The proliferation of eateries, boutiques and the like have changed the market landscape and, hence, the backdrop of the dance program.

“The festival has changed a lot since it started out, because of the way the shuk has developed, and we relate to that as a very fruitful platform for us to work off,” Schechter says.

It is also a quintessential Jerusalem event.

“I was born and grew up in this city, and set out to express the amazing human cultural mosaic, and the history of the place, through dance,” the artistic director continues. “We take this specific urban element, called the shuk, with all its complexities and layers, and we add the culture of the human body to all of that – the very Israeli Jerusalemite concept of the body, how to impart ideas through the body, within the specific urban domain which has become a theater, which becomes life.”

Since he returned from extended sojourns in Belgium and New York, where he furthered his professional education, Schechter has set out to tell the ever-evolving story of Jerusalem through the c.a.t.a.m.o.n. Dance Group he established in the city on his return.

The dance company’s credo references “dance functions as a cultural mediator, as it facilitates nonverbal encounters and shared experiences. By doing so, social change can be motivated and different communities can meet. Movement artists have a sensitive ability to connect and bridge gaps of communication.”

LIFE IS, of course, a manifold business, and that diversity is reflected in the programmatic layout.

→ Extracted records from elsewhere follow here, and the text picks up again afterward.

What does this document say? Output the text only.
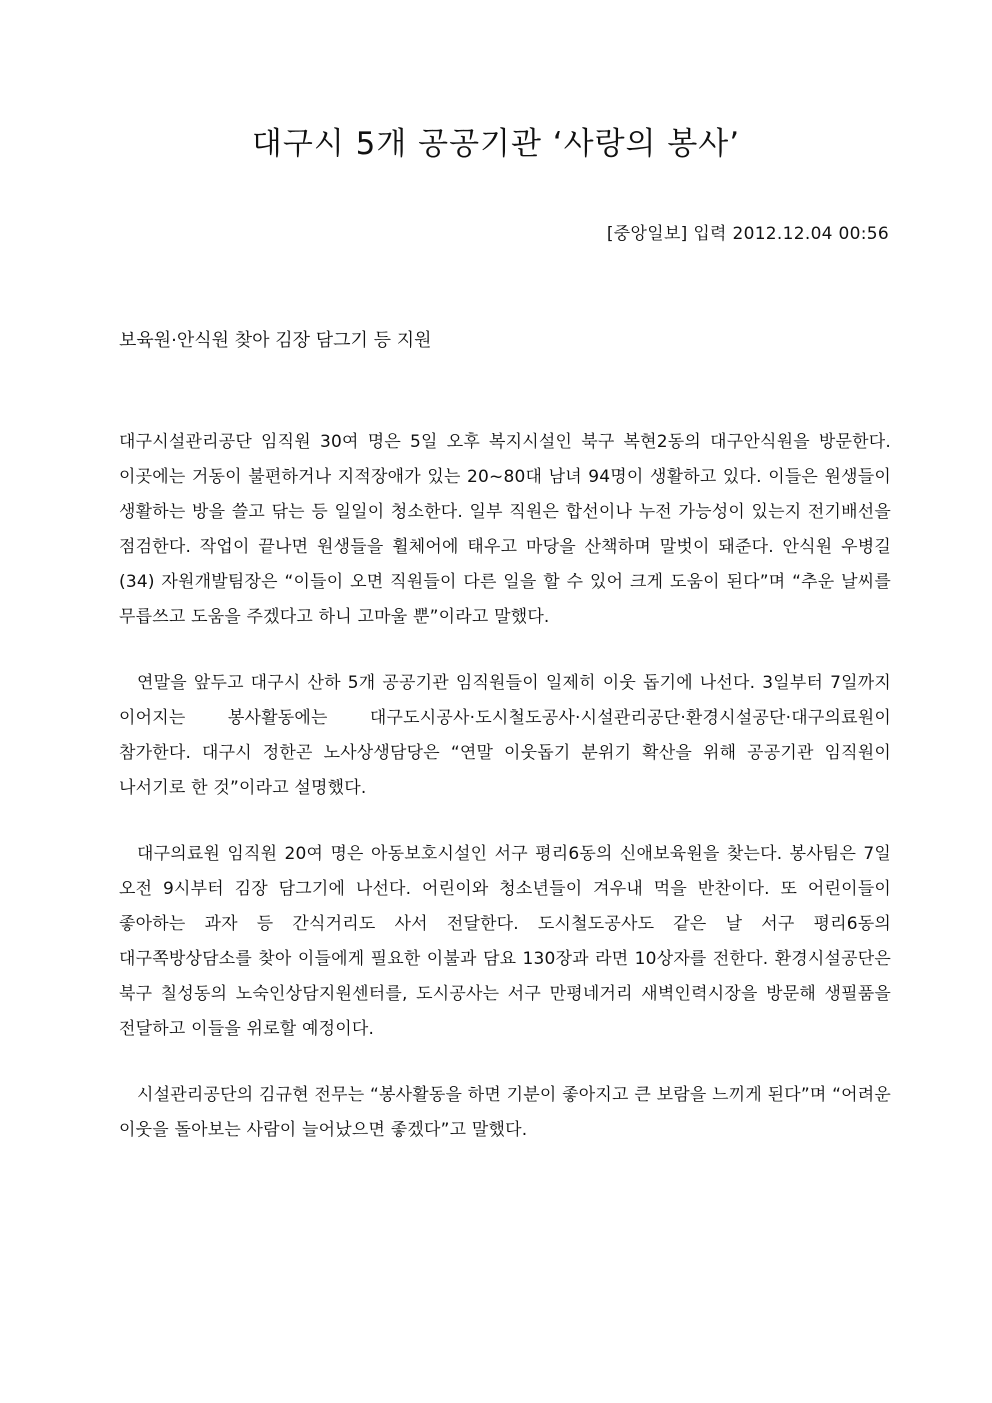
대구시 5개 공공기관 ‘사랑의 봉사’

[중앙일보] 입력 2012.12.04 00:56

보육원·안식원 찾아 김장 담그기 등 지원

대구시설관리공단 임직원 30여 명은 5일 오후 복지시설인 북구 복현2동의 대구안식원을 방문한다. 이곳에는 거동이 불편하거나 지적장애가 있는 20~80대 남녀 94명이 생활하고 있다. 이들은 원생들이 생활하는 방을 쓸고 닦는 등 일일이 청소한다. 일부 직원은 합선이나 누전 가능성이 있는지 전기배선을 점검한다. 작업이 끝나면 원생들을 휠체어에 태우고 마당을 산책하며 말벗이 돼준다. 안식원 우병길(34) 자원개발팀장은 “이들이 오면 직원들이 다른 일을 할 수 있어 크게 도움이 된다”며 “추운 날씨를 무릅쓰고 도움을 주겠다고 하니 고마울 뿐”이라고 말했다.

연말을 앞두고 대구시 산하 5개 공공기관 임직원들이 일제히 이웃 돕기에 나선다. 3일부터 7일까지 이어지는 봉사활동에는 대구도시공사·도시철도공사·시설관리공단·환경시설공단·대구의료원이 참가한다. 대구시 정한곤 노사상생담당은 “연말 이웃돕기 분위기 확산을 위해 공공기관 임직원이 나서기로 한 것”이라고 설명했다.

대구의료원 임직원 20여 명은 아동보호시설인 서구 평리6동의 신애보육원을 찾는다. 봉사팀은 7일 오전 9시부터 김장 담그기에 나선다. 어린이와 청소년들이 겨우내 먹을 반찬이다. 또 어린이들이 좋아하는 과자 등 간식거리도 사서 전달한다. 도시철도공사도 같은 날 서구 평리6동의 대구쪽방상담소를 찾아 이들에게 필요한 이불과 담요 130장과 라면 10상자를 전한다. 환경시설공단은 북구 칠성동의 노숙인상담지원센터를, 도시공사는 서구 만평네거리 새벽인력시장을 방문해 생필품을 전달하고 이들을 위로할 예정이다.

시설관리공단의 김규현 전무는 “봉사활동을 하면 기분이 좋아지고 큰 보람을 느끼게 된다”며 “어려운 이웃을 돌아보는 사람이 늘어났으면 좋겠다”고 말했다.
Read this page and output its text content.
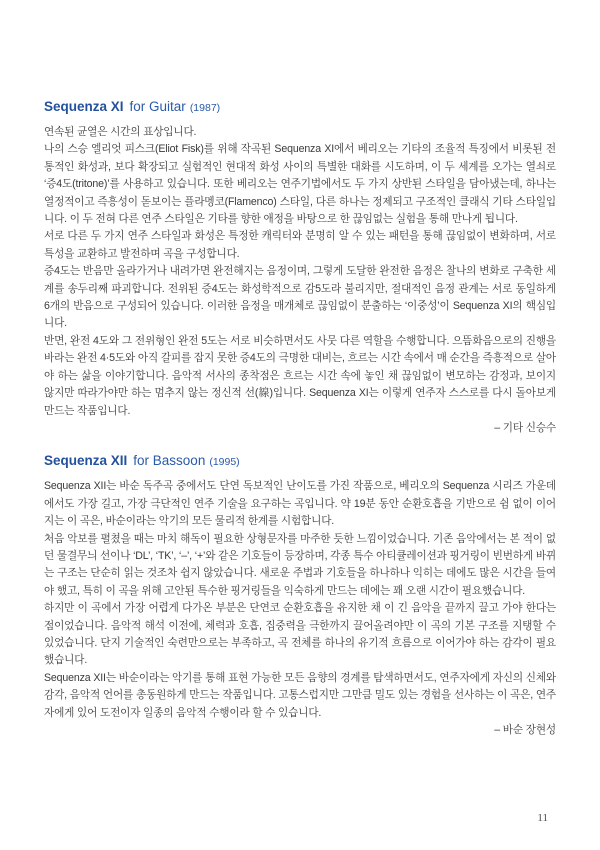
Sequenza XI for Guitar (1987)

연속된 균열은 시간의 표상입니다.

나의 스승 엘리엇 피스크(Eliot Fisk)를 위해 작곡된 Sequenza XI에서 베리오는 기타의 조율적 특징에서 비롯된 전통적인 화성과, 보다 확장되고 실험적인 현대적 화성 사이의 특별한 대화를 시도하며, 이 두 세계를 오가는 열쇠로 ‘증4도(tritone)’를 사용하고 있습니다. 또한 베리오는 연주기법에서도 두 가지 상반된 스타일을 담아냈는데, 하나는 열정적이고 즉흥성이 돋보이는 플라멩코(Flamenco) 스타일, 다른 하나는 정제되고 구조적인 클래식 기타 스타일입니다. 이 두 전혀 다른 연주 스타일은 기타를 향한 애정을 바탕으로 한 끊임없는 실험을 통해 만나게 됩니다.

서로 다른 두 가지 연주 스타일과 화성은 특정한 캐릭터와 분명히 알 수 있는 패턴을 통해 끊임없이 변화하며, 서로 특성을 교환하고 발전하며 곡을 구성합니다.

증4도는 반음만 올라가거나 내려가면 완전해지는 음정이며, 그렇게 도달한 완전한 음정은 찰나의 변화로 구축한 세계를 송두리째 파괴합니다. 전위된 증4도는 화성학적으로 감5도라 불리지만, 절대적인 음정 관계는 서로 동일하게 6개의 반음으로 구성되어 있습니다. 이러한 음정을 매개체로 끊임없이 분출하는 ‘이중성’이 Sequenza XI의 핵심입니다.

반면, 완전 4도와 그 전위형인 완전 5도는 서로 비슷하면서도 사뭇 다른 역할을 수행합니다. 으뜸화음으로의 진행을 바라는 완전 4·5도와 아직 갈피를 잡지 못한 증4도의 극명한 대비는, 흐르는 시간 속에서 매 순간을 즉흥적으로 살아야 하는 삶을 이야기합니다. 음악적 서사의 종착점은 흐르는 시간 속에 놓인 채 끊임없이 변모하는 감정과, 보이지 않지만 따라가야만 하는 멈추지 않는 정신적 선(線)입니다. Sequenza XI는 이렇게 연주자 스스로를 다시 돌아보게 만드는 작품입니다.

– 기타 신승수

Sequenza XII for Bassoon (1995)

Sequenza XII는 바순 독주곡 중에서도 단연 독보적인 난이도를 가진 작품으로, 베리오의 Sequenza 시리즈 가운데에서도 가장 길고, 가장 극단적인 연주 기술을 요구하는 곡입니다. 약 19분 동안 순환호흡을 기반으로 쉼 없이 이어지는 이 곡은, 바순이라는 악기의 모든 물리적 한계를 시험합니다.

처음 악보를 펼쳤을 때는 마치 해독이 필요한 상형문자를 마주한 듯한 느낌이었습니다. 기존 음악에서는 본 적이 없던 물결무늬 선이나 ‘DL’, ‘TK’, ‘–’, ‘+’와 같은 기호들이 등장하며, 각종 특수 아티큘레이션과 핑거링이 빈번하게 바뀌는 구조는 단순히 읽는 것조차 쉽지 않았습니다. 새로운 주법과 기호들을 하나하나 익히는 데에도 많은 시간을 들여야 했고, 특히 이 곡을 위해 고안된 특수한 핑거링들을 익숙하게 만드는 데에는 꽤 오랜 시간이 필요했습니다.

하지만 이 곡에서 가장 어렵게 다가온 부분은 단연코 순환호흡을 유지한 채 이 긴 음악을 끝까지 끌고 가야 한다는 점이었습니다. 음악적 해석 이전에, 체력과 호흡, 집중력을 극한까지 끌어올려야만 이 곡의 기본 구조를 지탱할 수 있었습니다. 단지 기술적인 숙련만으로는 부족하고, 곡 전체를 하나의 유기적 흐름으로 이어가야 하는 감각이 필요했습니다.

Sequenza XII는 바순이라는 악기를 통해 표현 가능한 모든 음향의 경계를 탐색하면서도, 연주자에게 자신의 신체와 감각, 음악적 언어를 총동원하게 만드는 작품입니다. 고통스럽지만 그만큼 밀도 있는 경험을 선사하는 이 곡은, 연주자에게 있어 도전이자 일종의 음악적 수행이라 할 수 있습니다.

– 바순 장현성

11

There are a couple of premieres on the roster, including “Grey Area” by Jerusalem-bred dancer and choreographer Sophia Krantz, which will be performed in the century-plus old Alliance House, near the shuk.

The creation feeds off contemporary vibes as four women cope with the fallout of quarantine, whereby there is precious little room for cloistered physical maneuver.

Krantz poses such highly pertinent questions as “Does an action exist if it isn’t presented publicly? Is it worth anything without a post on social media?”

The other debut showing at Alliance House features a rarity in these parts, an actual offshore artist doing his thing here, rather than having it transmitted across digital platforms.

Montreal-based dancer, actor, movement teacher and choreographer Jason Martin will present “A Plea for Impermanence,” which is described as “a multidisciplinary solo performance focusing on cycles of transformation, metamorphosis and renewal.”

And if that doesn’t quite catch the attention, the work also revolves around “the capacity of resilience and adaptation of the human condition regarding the body, matter and ecology.”

Another festival slot that should grab the milling Jerusalem public is “Meet Me in the Market” by Canadian-born Tel Aviv-based choreographer-dancer and Jerusalem Post writer Ori J. Lenkinski.

The peripatetic work reprises the groundbreaking 1962 American TV broadcast when then-first lady Jackie Kennedy invited the world into the newly renovated White House. It is said that, in so doing, Kennedy refashioned socially acceptable ideas of “the perfect woman,” embodying a finely balanced admix of fragility, vulnerability and strength.

Almost 60 years on, Lenkinski invites the public for “a presidential romp in the Mahane Yehuda market, which [like Kennedy] is rich in history, secrets and life.”

And, incredibly, there is another import in the program. Franco-Swiss dancer and choreographer Edouard Hue will present his intriguing and highly topical “Forward,” in which he investigates ways to evolve through a morass of obstacles. Sadly, that sounds all too relevant these days.

What better place to present such a definitively Jerusalemite event than the shuk?